By Al Webb
Religion News Service

London – Some 126 years after Charles Darwin’s death, the Church of England has gone into 21st-century cyberspace to issue an official apology to the naturalist for its own 19th-century “misunderstanding” over his theory of evolution.
Darwin’s thesis that all life evolved over millions of years was published in 1859 in his book, “On The Origin of Species,” and almost instantly triggered controversy that still continues.

His antagonists, including the Church of England, vilified him for questioning their own creationist convictions that the universe and all its parts were solely the work of God perhaps around 6,000 BC and certainly no earlier than 10,000 years ago.
But in a new section of the Church of England’s Web site, the Rev.

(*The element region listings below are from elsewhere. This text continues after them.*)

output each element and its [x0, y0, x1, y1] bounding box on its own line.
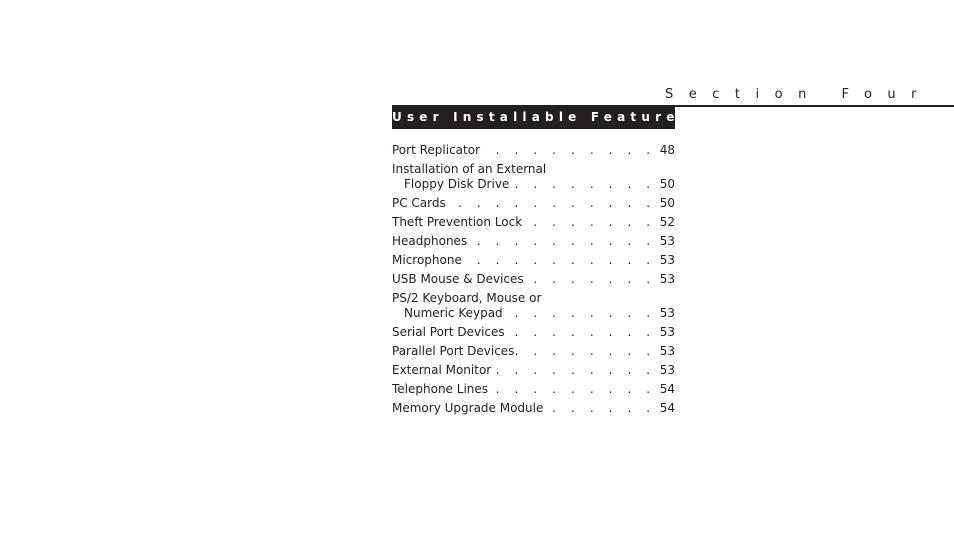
toc-entry[interactable]: Microphone . . . . . . . . . . . . . . .…: [392, 253, 675, 268]
toc-entry[interactable]: Telephone Lines . . . . . . . . . . . . …: [392, 382, 675, 397]
toc-entry[interactable]: External Monitor . . . . . . . . . . . .…: [392, 363, 675, 378]
toc-leader-dots: . . . . . . . . . . . . . . . . . . . . …: [469, 234, 656, 248]
toc-entry-title: Memory Upgrade Module: [392, 401, 544, 415]
toc-leader-dots: . . . . . . . . . . . . . . . . . . . . …: [505, 306, 656, 320]
toc-entry-title: Telephone Lines: [392, 382, 489, 396]
toc-entry-page: 52: [659, 215, 675, 229]
table-of-contents: Port Replicator . . . . . . . . . . . . …: [392, 143, 675, 420]
toc-entry-title: Serial Port Devices: [392, 325, 505, 339]
toc-entry-title: Parallel Port Devices: [392, 344, 515, 358]
toc-entry[interactable]: PS/2 Keyboard, Mouse or Numeric Keypad .…: [392, 291, 675, 321]
toc-leader-dots: . . . . . . . . . . . . . . . . . . . . …: [511, 177, 656, 191]
toc-entry[interactable]: Headphones . . . . . . . . . . . . . . .…: [392, 234, 675, 249]
toc-leader-dots: . . . . . . . . . . . . . . . . . . . . …: [526, 272, 656, 286]
toc-entry-page: 53: [659, 234, 675, 248]
section-heading-bar: User Installable Features: [392, 106, 687, 129]
toc-leader-dots: . . . . . . . . . . . . . . . . . . . . …: [482, 143, 656, 157]
toc-leader-dots: . . . . . . . . . . . . . . . . . . . . …: [524, 215, 656, 229]
toc-entry-page: 50: [659, 196, 675, 210]
toc-entry-page: 54: [659, 401, 675, 415]
toc-entry-title: USB Mouse & Devices: [392, 272, 524, 286]
section-label: Section Four: [665, 87, 932, 102]
toc-entry[interactable]: Installation of an External Floppy Disk …: [392, 162, 675, 192]
toc-entry-page: 53: [659, 363, 675, 377]
toc-entry[interactable]: PC Cards . . . . . . . . . . . . . . . .…: [392, 196, 675, 211]
toc-entry-title-continued: Numeric Keypad: [404, 306, 503, 320]
toc-entry-page: 48: [659, 143, 675, 157]
toc-entry[interactable]: Memory Upgrade Module . . . . . . . . . …: [392, 401, 675, 416]
toc-leader-dots: . . . . . . . . . . . . . . . . . . . . …: [516, 344, 656, 358]
toc-entry-page: 53: [659, 306, 675, 320]
toc-leader-dots: . . . . . . . . . . . . . . . . . . . . …: [448, 196, 656, 210]
toc-entry[interactable]: USB Mouse & Devices . . . . . . . . . . …: [392, 272, 675, 287]
toc-leader-dots: . . . . . . . . . . . . . . . . . . . . …: [493, 363, 656, 377]
toc-entry[interactable]: Port Replicator . . . . . . . . . . . . …: [392, 143, 675, 158]
toc-entry-title: Theft Prevention Lock: [392, 215, 523, 229]
toc-entry-page: 50: [659, 177, 675, 191]
toc-entry-title: Microphone: [392, 253, 462, 267]
toc-entry-title: PS/2 Keyboard, Mouse or: [392, 291, 542, 305]
toc-entry-title: Headphones: [392, 234, 468, 248]
toc-entry-title: Installation of an External: [392, 162, 547, 176]
toc-entry[interactable]: Parallel Port Devices . . . . . . . . . …: [392, 344, 675, 359]
toc-entry-page: 54: [659, 382, 675, 396]
toc-entry-page: 53: [659, 272, 675, 286]
toc-entry-title: Port Replicator: [392, 143, 481, 157]
toc-entry-title: PC Cards: [392, 196, 446, 210]
toc-leader-dots: . . . . . . . . . . . . . . . . . . . . …: [545, 401, 656, 415]
toc-leader-dots: . . . . . . . . . . . . . . . . . . . . …: [490, 382, 656, 396]
toc-leader-dots: . . . . . . . . . . . . . . . . . . . . …: [464, 253, 656, 267]
toc-entry-title-continued: Floppy Disk Drive: [404, 177, 510, 191]
toc-entry-page: 53: [659, 344, 675, 358]
toc-entry[interactable]: Theft Prevention Lock . . . . . . . . . …: [392, 215, 675, 230]
toc-entry-page: 53: [659, 325, 675, 339]
toc-entry-page: 53: [659, 253, 675, 267]
toc-entry-title: External Monitor: [392, 363, 492, 377]
section-heading: User Installable Features: [392, 110, 692, 124]
toc-leader-dots: . . . . . . . . . . . . . . . . . . . . …: [507, 325, 656, 339]
toc-entry[interactable]: Serial Port Devices . . . . . . . . . . …: [392, 325, 675, 340]
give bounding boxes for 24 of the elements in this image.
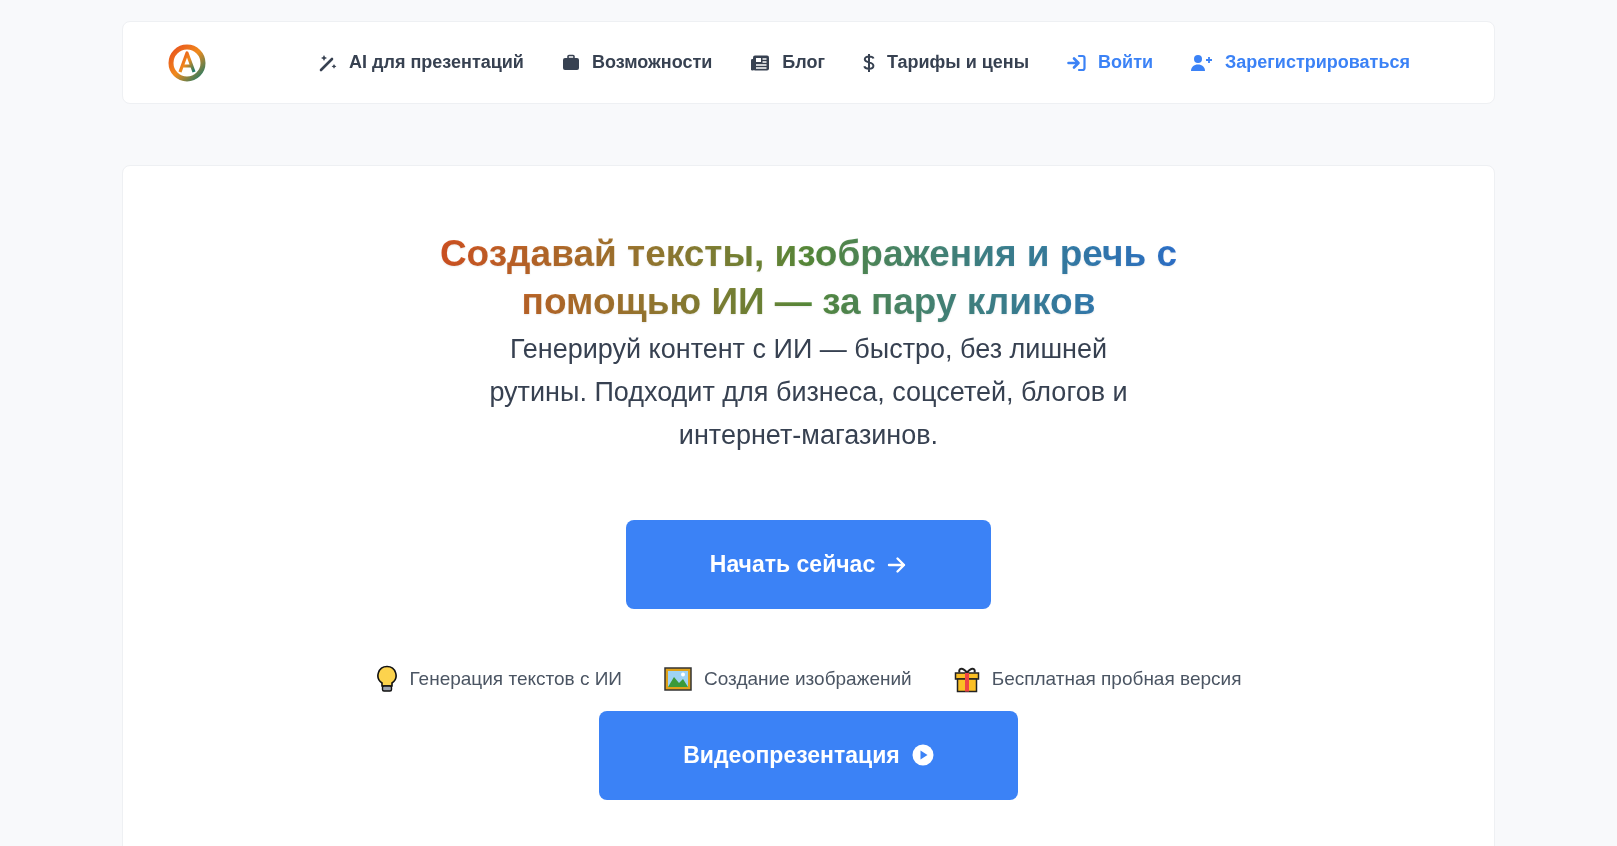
play-icon: [911, 744, 934, 766]
nav-link[interactable]: AI для презентаций: [319, 49, 524, 76]
hero-subtitle: Генерируй контент с ИИ — быстро, без лишней рутины. Подходит для бизнеса, соцсетей, блогов и интернет-магазинов.: [488, 333, 1129, 452]
logo-icon[interactable]: [167, 42, 207, 83]
start-button[interactable]: Начать сейчас: [626, 520, 991, 609]
feature-label: Создание изображений: [704, 667, 912, 691]
video-button[interactable]: Видеопрезентация: [599, 710, 1018, 800]
arrow-right-icon: [887, 555, 908, 574]
nav-link[interactable]: Возможности: [561, 49, 713, 76]
nav-link[interactable]: Тарифы и цены: [862, 49, 1030, 76]
sign-in-icon: [1067, 53, 1087, 72]
auth-link[interactable]: Зарегистрироваться: [1191, 49, 1410, 76]
gift-icon: [953, 665, 980, 694]
auth-link[interactable]: Войти: [1067, 49, 1154, 76]
feature-label: Генерация текстов с ИИ: [409, 667, 622, 691]
newspaper-icon: [750, 53, 771, 72]
lightbulb-icon: [375, 665, 398, 694]
dollar-icon: [862, 52, 875, 73]
suitcase-icon: [561, 53, 580, 72]
wand-icon: [319, 53, 338, 72]
user-plus-icon: [1191, 53, 1214, 72]
nav-link[interactable]: Блог: [750, 49, 825, 76]
framed-picture-icon: [664, 667, 692, 692]
feature-label: Бесплатная пробная версия: [991, 667, 1242, 691]
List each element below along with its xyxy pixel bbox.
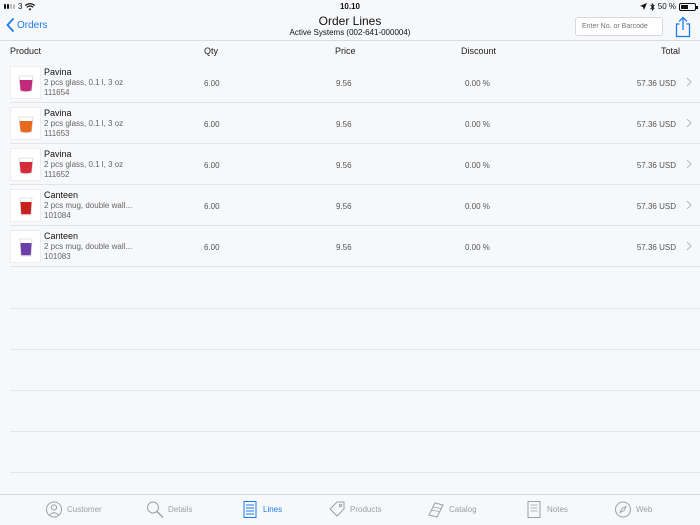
product-thumbnail (10, 148, 41, 181)
line-qty: 6.00 (204, 243, 220, 252)
chevron-right-icon (686, 118, 692, 128)
line-total: 57.36 USD (636, 202, 676, 211)
row-divider (10, 472, 700, 473)
line-total: 57.36 USD (636, 79, 676, 88)
line-price: 9.56 (336, 161, 352, 170)
product-name: Canteen (44, 190, 79, 200)
product-name: Pavina (44, 149, 72, 159)
notes-icon (527, 501, 541, 518)
chevron-right-icon (686, 200, 692, 210)
tab-bar: Customer Details Lines Products Catalog … (0, 494, 700, 525)
search-input[interactable] (575, 17, 663, 36)
header-product: Product (10, 46, 42, 56)
line-qty: 6.00 (204, 120, 220, 129)
product-name: Pavina (44, 108, 72, 118)
line-price: 9.56 (336, 120, 352, 129)
tab-label: Notes (547, 505, 568, 514)
tab-catalog[interactable]: Catalog (427, 500, 477, 519)
clock: 10.10 (339, 2, 361, 11)
row-divider (10, 349, 700, 350)
product-number: 101083 (44, 252, 71, 261)
table-row[interactable]: Pavina 2 pcs glass, 0.1 l, 3 oz 111654 6… (10, 62, 700, 103)
line-price: 9.56 (336, 243, 352, 252)
chevron-right-icon (686, 77, 692, 87)
product-description: 2 pcs glass, 0.1 l, 3 oz (44, 160, 124, 169)
line-discount: 0.00 % (465, 202, 490, 211)
product-name: Canteen (44, 231, 79, 241)
table-row[interactable]: Pavina 2 pcs glass, 0.1 l, 3 oz 111653 6… (10, 103, 700, 144)
table-row[interactable]: Pavina 2 pcs glass, 0.1 l, 3 oz 111652 6… (10, 144, 700, 185)
tab-customer[interactable]: Customer (45, 500, 102, 519)
row-divider (10, 431, 700, 432)
product-number: 111654 (44, 88, 70, 97)
product-description: 2 pcs mug, double wall... (44, 242, 133, 251)
line-discount: 0.00 % (465, 79, 490, 88)
chevron-right-icon (686, 159, 692, 169)
tab-notes[interactable]: Notes (525, 500, 568, 519)
mug-icon (19, 197, 32, 215)
tab-label: Customer (67, 505, 102, 514)
lines-icon (243, 501, 257, 518)
location-icon (639, 3, 647, 10)
battery-icon (679, 2, 698, 11)
line-price: 9.56 (336, 202, 352, 211)
product-name: Pavina (44, 67, 72, 77)
bluetooth-icon (649, 2, 655, 11)
header-discount: Discount (461, 46, 497, 56)
catalog-icon (428, 502, 444, 518)
line-total: 57.36 USD (636, 161, 676, 170)
navigation-bar: Orders Order Lines Active Systems (002-6… (0, 13, 700, 41)
status-right: 50 % (639, 2, 698, 11)
product-thumbnail (10, 230, 41, 263)
status-bar: 3 10.10 50 % (0, 0, 700, 13)
tab-label: Lines (263, 505, 283, 514)
product-number: 111652 (44, 170, 70, 179)
row-divider (10, 308, 700, 309)
product-description: 2 pcs mug, double wall... (44, 201, 133, 210)
tab-label: Web (636, 505, 653, 514)
table-row[interactable]: Canteen 2 pcs mug, double wall... 101084… (10, 185, 700, 226)
tab-details[interactable]: Details (146, 500, 192, 519)
share-icon[interactable] (673, 16, 693, 38)
line-total: 57.36 USD (636, 120, 676, 129)
tag-icon (329, 501, 345, 517)
line-discount: 0.00 % (465, 120, 490, 129)
compass-icon (615, 501, 631, 518)
product-number: 111653 (44, 129, 70, 138)
header-total: Total (660, 46, 680, 56)
tab-label: Details (168, 505, 193, 514)
table-row[interactable]: Canteen 2 pcs mug, double wall... 101083… (10, 226, 700, 267)
tab-products[interactable]: Products (328, 500, 382, 519)
magnifier-icon (147, 501, 164, 518)
glass-icon (18, 157, 33, 174)
row-divider (10, 390, 700, 391)
product-thumbnail (10, 66, 41, 99)
nav-divider (0, 40, 700, 41)
product-thumbnail (10, 107, 41, 140)
customer-icon (46, 501, 62, 518)
tab-lines[interactable]: Lines (241, 500, 282, 519)
header-price: Price (335, 46, 356, 56)
product-description: 2 pcs glass, 0.1 l, 3 oz (44, 119, 124, 128)
line-total: 57.36 USD (636, 243, 676, 252)
chevron-right-icon (686, 241, 692, 251)
line-qty: 6.00 (204, 202, 220, 211)
product-number: 101084 (44, 211, 71, 220)
header-qty: Qty (204, 46, 219, 56)
line-qty: 6.00 (204, 79, 220, 88)
tab-label: Products (350, 505, 382, 514)
tab-label: Catalog (449, 505, 477, 514)
glass-icon (18, 116, 33, 133)
product-thumbnail (10, 189, 41, 222)
product-description: 2 pcs glass, 0.1 l, 3 oz (44, 78, 124, 87)
line-discount: 0.00 % (465, 161, 490, 170)
table-header: Product Qty Price Discount Total (0, 43, 700, 61)
line-discount: 0.00 % (465, 243, 490, 252)
tab-web[interactable]: Web (614, 500, 652, 519)
mug-icon (19, 238, 32, 256)
line-qty: 6.00 (204, 161, 220, 170)
line-price: 9.56 (336, 79, 352, 88)
battery-percent: 50 % (657, 2, 676, 11)
glass-icon (18, 75, 33, 92)
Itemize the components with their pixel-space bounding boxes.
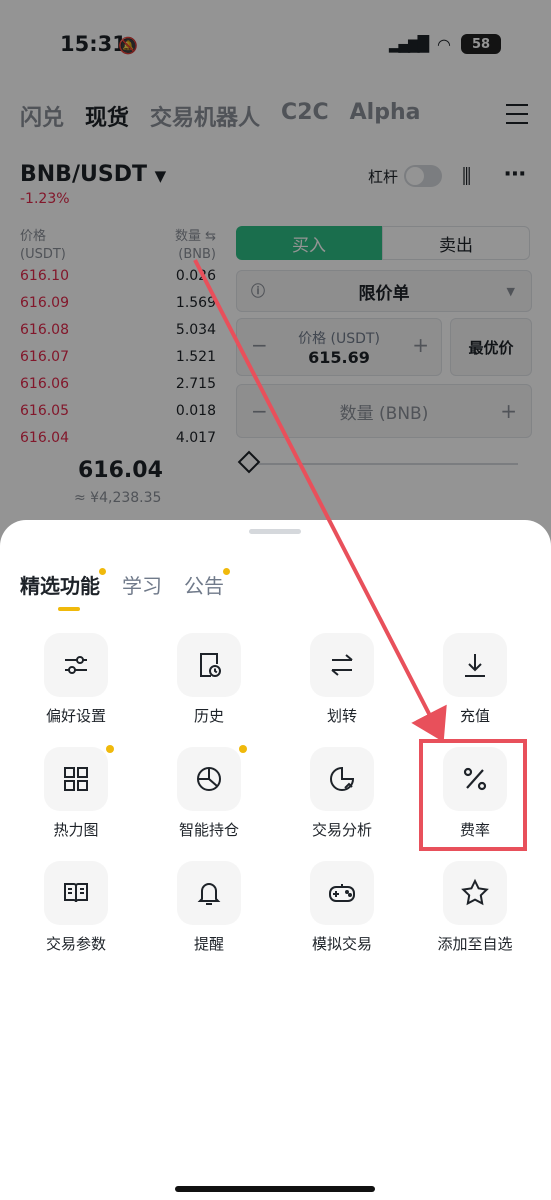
tile-trading-params[interactable]: 交易参数 xyxy=(9,861,143,954)
tile-label: 充值 xyxy=(459,707,490,725)
tile-alerts[interactable]: 提醒 xyxy=(142,861,276,954)
home-indicator[interactable] xyxy=(175,1186,375,1192)
tile-trade-analysis[interactable]: 交易分析 xyxy=(275,747,409,840)
analysis-icon xyxy=(330,766,355,791)
tile-history[interactable]: 历史 xyxy=(142,633,276,726)
gamepad-icon xyxy=(329,884,355,902)
notification-dot xyxy=(99,568,106,575)
tab-announcements[interactable]: 公告 xyxy=(184,568,230,599)
tile-label: 添加至自选 xyxy=(437,935,513,953)
transfer-icon xyxy=(331,654,353,676)
tab-learn[interactable]: 学习 xyxy=(122,570,162,599)
star-icon xyxy=(461,878,489,906)
tile-add-to-watchlist[interactable]: 添加至自选 xyxy=(408,861,542,954)
tile-label: 偏好设置 xyxy=(45,707,106,725)
tile-label: 智能持仓 xyxy=(178,821,239,839)
tile-label: 费率 xyxy=(459,821,490,839)
book-icon xyxy=(64,883,88,903)
tile-label: 划转 xyxy=(326,707,357,725)
deposit-icon xyxy=(465,654,485,677)
tile-label: 历史 xyxy=(193,707,224,725)
tile-label: 提醒 xyxy=(193,935,224,953)
history-icon xyxy=(200,653,221,677)
sliders-icon xyxy=(65,656,87,674)
tile-demo-trading[interactable]: 模拟交易 xyxy=(275,861,409,954)
tile-label: 交易参数 xyxy=(45,935,106,953)
bell-icon xyxy=(197,883,221,905)
tile-deposit[interactable]: 充值 xyxy=(408,633,542,726)
heatmap-icon xyxy=(64,767,88,791)
percent-icon xyxy=(463,767,487,791)
tile-preferences[interactable]: 偏好设置 xyxy=(9,633,143,726)
tile-transfer[interactable]: 划转 xyxy=(275,633,409,726)
notification-dot xyxy=(239,745,247,753)
tile-heatmap[interactable]: 热力图 xyxy=(9,745,143,840)
sheet-drag-handle[interactable] xyxy=(249,529,301,534)
pie-chart-icon xyxy=(197,767,221,791)
notification-dot xyxy=(223,568,230,575)
tile-label: 模拟交易 xyxy=(311,935,372,953)
active-tab-indicator xyxy=(58,607,80,611)
tile-label: 交易分析 xyxy=(311,821,372,839)
sheet-tabs: 精选功能 学习 公告 xyxy=(20,568,230,599)
tab-featured[interactable]: 精选功能 xyxy=(20,568,106,599)
tile-fee-rate[interactable]: 费率 xyxy=(408,747,542,840)
features-sheet: 精选功能 学习 公告 偏好设置 历史 划转 充值 热力图 智能持仓 交易分析 费… xyxy=(0,520,551,1200)
tile-label: 热力图 xyxy=(53,821,99,839)
notification-dot xyxy=(106,745,114,753)
tile-smart-position[interactable]: 智能持仓 xyxy=(142,745,276,840)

Malcolm Brown, director of missions and public affairs, addressed Darwin and conceded that the church “owes you an apology for misunderstanding you, by getting our first reaction wrong.”
That reaction, Brown added, resulted in “encouraging others to misunderstand you still.”
Just last week in Britain, a leading biologist, the Rev. Professor Michael Reiss, called for creationism to be included in school science lessons alongside Darwin’s theory of evolution and the “Big Bang” theory of the birth of the universe.
In his online apology, Brown likened the Darwin controversy to the Vatican’s trial in 1633 of Galileo, the Italian astronomer who angered it by asserting that the Earth revolved around the sun.
“Some church people did it again in the 1860s with Charles Darwin’s theory of natural selection,” Brown wrote.